Bilan

Avis de tempête sur les actions

Les titres du marché helvétique sont percutés de plein fouet par le cumul de l’appréciation du franc et la détérioration de la conjoncture internationale. Tour d’horizon en 9 points.

Un carnage. Entre le 21 juillet et la semaine dernière, le Credit Suisse Group a perdu 30% de sa valeur. L’UBS et ABB ont fondu respectivement de 26 et 24%, tandis que le SMI cédait 15,7%. Les bourses se montrent d’une rare volatilité, sans aucun signe de rétablissement.

 

1 Diagnostic Les différentes places ont accusé la dégradation du rating de la dette américaine annoncée le 5 août dernier. Parallèlement, la crise de la dette souveraine européenne fait rage et la croissance des pays industrialisés s’essouffle. «A cela s’ajoute l’absence de leadership politique au niveau mondial», décrypte Serge Ledermann, responsable des investissements à la Banque Heritage. Dans le cas de la Suisse, l’appréciation massive du franc vient encore noircir le tableau. Le marché helvétique a commencé à se détériorer plus tôt qu’ailleurs, à mesure que les sociétés annonçaient des résultats semestriels plombés par les effets de change.

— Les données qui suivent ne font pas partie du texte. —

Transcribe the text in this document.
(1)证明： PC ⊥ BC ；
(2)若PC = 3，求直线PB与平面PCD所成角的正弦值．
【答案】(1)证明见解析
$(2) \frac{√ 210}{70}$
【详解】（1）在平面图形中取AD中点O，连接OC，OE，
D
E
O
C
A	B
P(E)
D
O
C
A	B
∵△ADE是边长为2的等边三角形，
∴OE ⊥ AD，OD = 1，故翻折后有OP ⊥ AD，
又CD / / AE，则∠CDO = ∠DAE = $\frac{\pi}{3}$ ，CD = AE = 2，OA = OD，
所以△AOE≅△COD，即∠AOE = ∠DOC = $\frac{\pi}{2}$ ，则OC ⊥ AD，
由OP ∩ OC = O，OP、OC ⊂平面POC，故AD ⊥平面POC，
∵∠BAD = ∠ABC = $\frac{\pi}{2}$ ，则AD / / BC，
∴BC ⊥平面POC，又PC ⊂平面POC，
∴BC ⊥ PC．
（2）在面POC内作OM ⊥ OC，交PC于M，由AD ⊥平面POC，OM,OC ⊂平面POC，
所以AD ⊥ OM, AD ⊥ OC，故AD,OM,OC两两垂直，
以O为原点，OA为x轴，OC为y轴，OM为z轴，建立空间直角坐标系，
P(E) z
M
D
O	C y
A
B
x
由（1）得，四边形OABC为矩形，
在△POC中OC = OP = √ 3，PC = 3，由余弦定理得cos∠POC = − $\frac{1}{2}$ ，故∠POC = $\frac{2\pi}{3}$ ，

2 Le secteur financier en déroute Concerné au premier chef par la crise de la dette, le secteur financier fait l’objet de toutes les inquiétudes. Si des établissements majeurs –  comme la Société Générale qui fait l’objet de rumeurs persistantes – venaient à sombrer, les Etats n’auront plus les moyens de les refinancer. «La capitalisation boursière de l’assureur Swiss Life est passée sous le montant de ses fonds propres», observe Serge Ledermann. Le tableau n’est guère plus réjouissant du côté de l’industrie exportatrice. «Roche et Novartis ont perdu entre 15 et 20% de leur valeur. Si la parité du franc avec l’euro devait s’étendre, les conséquences seront lourdes pour les exportateurs. Les réserves des entreprises s’épuisent tandis que les contrats de protection contre les risques de change arrivent à leur terme», sanctionne André Keller, analyste à Saxo Bank.

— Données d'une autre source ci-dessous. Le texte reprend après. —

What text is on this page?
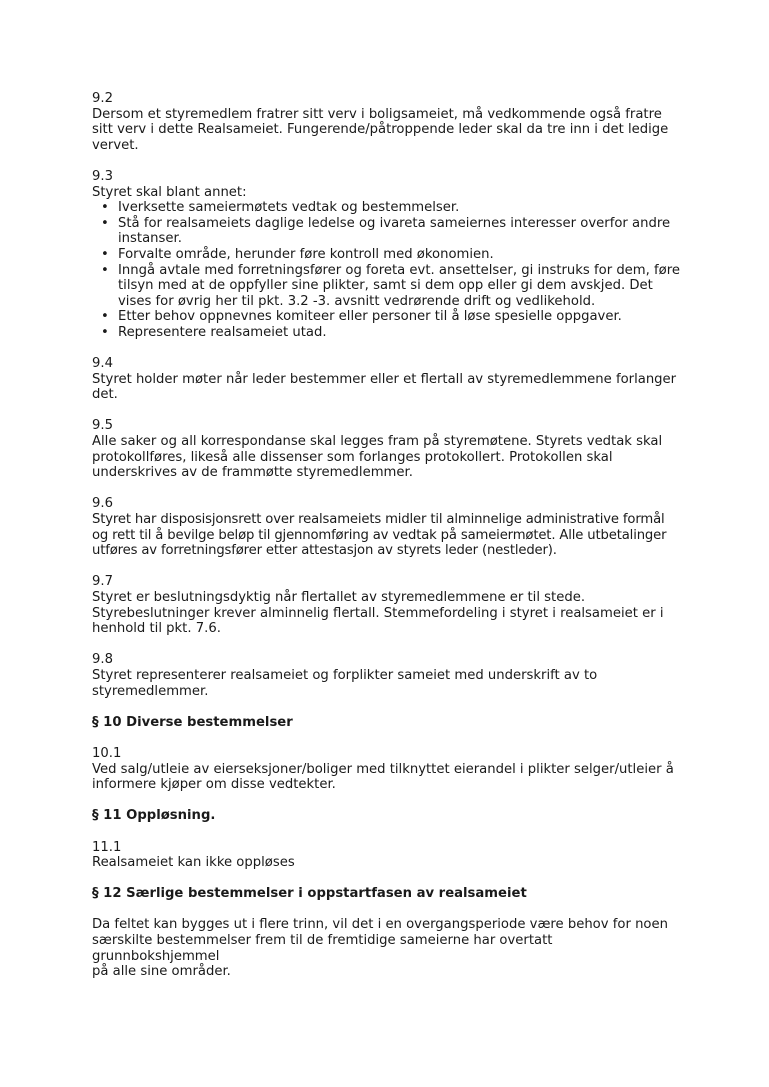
9.2
Dersom et styremedlem fratrer sitt verv i boligsameiet, må vedkommende også fratre
sitt verv i dette Realsameiet. Fungerende/påtroppende leder skal da tre inn i det ledige
vervet.
9.3
Styret skal blant annet:
• Iverksette sameiermøtets vedtak og bestemmelser.
• Stå for realsameiets daglige ledelse og ivareta sameiernes interesser overfor andre
instanser.
• Forvalte område, herunder føre kontroll med økonomien.
• Inngå avtale med forretningsfører og foreta evt. ansettelser, gi instruks for dem, føre
tilsyn med at de oppfyller sine plikter, samt si dem opp eller gi dem avskjed. Det
vises for øvrig her til pkt. 3.2 -3. avsnitt vedrørende drift og vedlikehold.
• Etter behov oppnevnes komiteer eller personer til å løse spesielle oppgaver.
• Representere realsameiet utad.
9.4
Styret holder møter når leder bestemmer eller et flertall av styremedlemmene forlanger
det.
9.5
Alle saker og all korrespondanse skal legges fram på styremøtene. Styrets vedtak skal
protokollføres, likeså alle dissenser som forlanges protokollert. Protokollen skal
underskrives av de frammøtte styremedlemmer.
9.6
Styret har disposisjonsrett over realsameiets midler til alminnelige administrative formål
og rett til å bevilge beløp til gjennomføring av vedtak på sameiermøtet. Alle utbetalinger
utføres av forretningsfører etter attestasjon av styrets leder (nestleder).
9.7
Styret er beslutningsdyktig når flertallet av styremedlemmene er til stede.
Styrebeslutninger krever alminnelig flertall. Stemmefordeling i styret i realsameiet er i
henhold til pkt. 7.6.
9.8
Styret representerer realsameiet og forplikter sameiet med underskrift av to
styremedlemmer.
§ 10 Diverse bestemmelser
10.1
Ved salg/utleie av eierseksjoner/boliger med tilknyttet eierandel i plikter selger/utleier å
informere kjøper om disse vedtekter.
§ 11 Oppløsning.
11.1
Realsameiet kan ikke oppløses
§ 12 Særlige bestemmelser i oppstartfasen av realsameiet
Da feltet kan bygges ut i flere trinn, vil det i en overgangsperiode være behov for noen
særskilte bestemmelser frem til de fremtidige sameierne har overtatt grunnbokshjemmel
på alle sine områder.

3 Les managers achètent De leur côté, les dirigeants de société ont profité du trou d’air pour faire leurs emplettes. Entre le 9 et le 10 août, un membre du conseil d’administration de Novartis, vraisemblablement Daniel Vasella, a acquis des actions de son entreprise pour près de 62 millions de francs, d’après les données sur les transactions du management. Des mouvements semblables ont été enregistrés chez Richemont, Swatch Group, Roche ou Givaudan. «C’est un signe positif. Les managers manifestent ainsi leur confiance en l’avenir», poursuit Serge Ledermann.

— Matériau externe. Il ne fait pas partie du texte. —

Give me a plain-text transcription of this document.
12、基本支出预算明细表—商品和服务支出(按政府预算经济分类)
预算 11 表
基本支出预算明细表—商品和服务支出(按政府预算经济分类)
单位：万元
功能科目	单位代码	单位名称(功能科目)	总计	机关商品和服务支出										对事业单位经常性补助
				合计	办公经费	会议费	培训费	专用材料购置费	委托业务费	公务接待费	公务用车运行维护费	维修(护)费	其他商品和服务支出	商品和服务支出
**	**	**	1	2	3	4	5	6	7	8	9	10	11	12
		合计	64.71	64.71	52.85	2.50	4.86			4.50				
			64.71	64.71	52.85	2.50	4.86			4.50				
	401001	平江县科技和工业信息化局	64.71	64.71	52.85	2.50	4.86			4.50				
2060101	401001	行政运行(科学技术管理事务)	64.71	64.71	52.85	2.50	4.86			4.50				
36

4 La Suisse impuissante Plus le climat se détériore, plus le franc considéré comme valeur refuge se renforce en dépit des efforts de la Banque nationale suisse (BNS) pour le faire baisser. De l’avis général, les mesures prises par le gouvernement et la BNS sont louables. Cependant, la résolution de la crise ne dépend pas de la Suisse mais des pays de la zone euro. Parmi les plus alarmistes, André Keller redoute un scénario à la japonaise avec l’installation d’une déflation durable. «Le marché suisse ne retrouvera pas de sitôt les cours d’avant 2008. Le contexte s’est tellement détérioré que même des titres en baisse de 20% restent chers, en regard de la période troublée qui nous attend.» Directeur des investissements chez Reyl & Cie, François Savary rétorque: «Les injections de liquidités de la BNS doivent justement empêcher une déflation. L’investisseur doit faire des choix en fonction de ses convictions. S’il croit à un rétablissement de la zone euro, il peut espérer retrouver de bons niveaux d’ici trois à cinq ans.»

 

 

5 Les caisses de pension pénalisées «Il est urgent d’attendre», estime de son côté Peter Bänziger, chef des placements chez Swisscanto, l’entreprise collective des banques cantonales pour les services de placement et de prévoyance. Les caisses placent en général un quart de leur fortune en actions. Selon les indices Pictet-LPP, elles ont enregistré jusqu’à 5,52% de recul de performance sur 2011. Après les pertes sur les marchés des actions, la question est de savoir si les caisses vont racheter des titres pour maintenir leur ratio d’actions identique. «La décision ne pourra être prise que lorsque les marchés seront stabilisés.»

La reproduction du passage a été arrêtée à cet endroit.